4.3. Designing & Building Infrastructure
- Identify common problems, and build software systems to address them in a general way 尝试从general角度解决问题,这样才能够做出infrastructure
- Important to not try to be all things to all people 但是对不同需求需要不同对待,不一定需要将解决方案放在一个实现里面
- Clients might be demanding 8 different things
- Doing 6 of them is easy
- …handling 7 of them requires real thought
- …dealing with all 8 usually results in a worse system
- more complex, compromises other clients in trying to satisfy everyone
- Don't build infrastructure just for its own sake: 设计通用组件的话,还需要去排除那些潜在的不需要的需求,抑制复杂性
- Identify common needs and address them
- Don't imagine unlikely potential needs that aren't really there
- Best approach: use your own infrastructure (especially at first!)
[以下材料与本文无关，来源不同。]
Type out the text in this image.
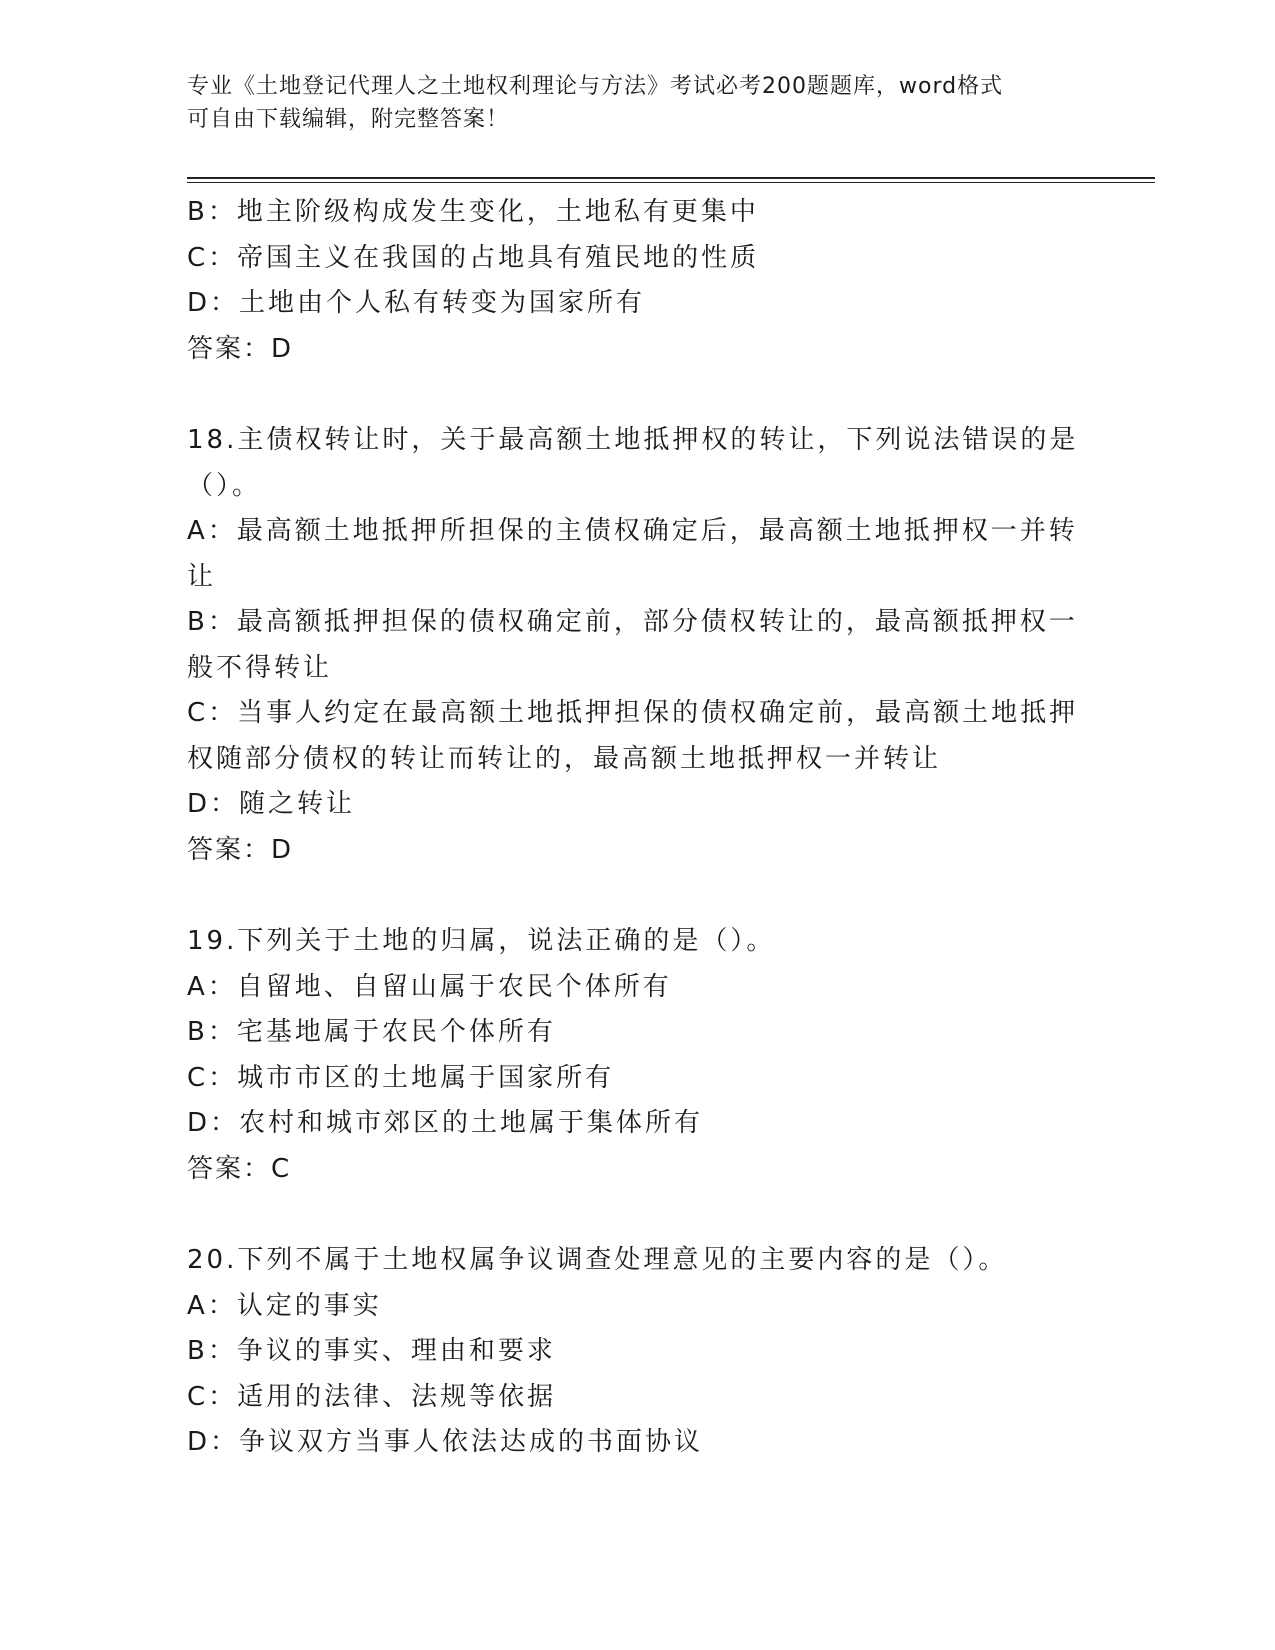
专业《土地登记代理人之土地权利理论与方法》考试必考200题题库，word格式
可自由下载编辑，附完整答案！
B：地主阶级构成发生变化，土地私有更集中
C：帝国主义在我国的占地具有殖民地的性质
D：土地由个人私有转变为国家所有
答案：D
18.主债权转让时，关于最高额土地抵押权的转让，下列说法错误的是
（）。
A：最高额土地抵押所担保的主债权确定后，最高额土地抵押权一并转
让
B：最高额抵押担保的债权确定前，部分债权转让的，最高额抵押权一
般不得转让
C：当事人约定在最高额土地抵押担保的债权确定前，最高额土地抵押
权随部分债权的转让而转让的，最高额土地抵押权一并转让
D：随之转让
答案：D
19.下列关于土地的归属，说法正确的是（）。
A：自留地、自留山属于农民个体所有
B：宅基地属于农民个体所有
C：城市市区的土地属于国家所有
D：农村和城市郊区的土地属于集体所有
答案：C
20.下列不属于土地权属争议调查处理意见的主要内容的是（）。
A：认定的事实
B：争议的事实、理由和要求
C：适用的法律、法规等依据
D：争议双方当事人依法达成的书面协议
- (much more rapid feedback about what works, what doesn't)
4.4. Design for Growth
- Try to anticipate how requirements will evolve keep likely features in mind as you design base system
- Don’t design to scale infinitely: 扩展性只需要考虑5x-50x左右的扩展即可
- ~5X - 50X growth good to consider
- >100X probably requires rethink and rewrite
4.5. Pattern: Single Master, 1000s of Workers
master主要完成全局性质的工作,其余工作交给worker完成。通常存在hot standby来做failover. 优点是可以很容易地进行全局控制,但是实现上必须小心,而缺点非常明显就是支撑worker不会很多,在1k级别上。如果涉及到更大规模集群的话,那么worker需要和master有更加频繁的交互,这对于master压力会非常大。
- Master orchestrates global operation of system
- load balancing, assignment of work, reassignment when machines fail, etc.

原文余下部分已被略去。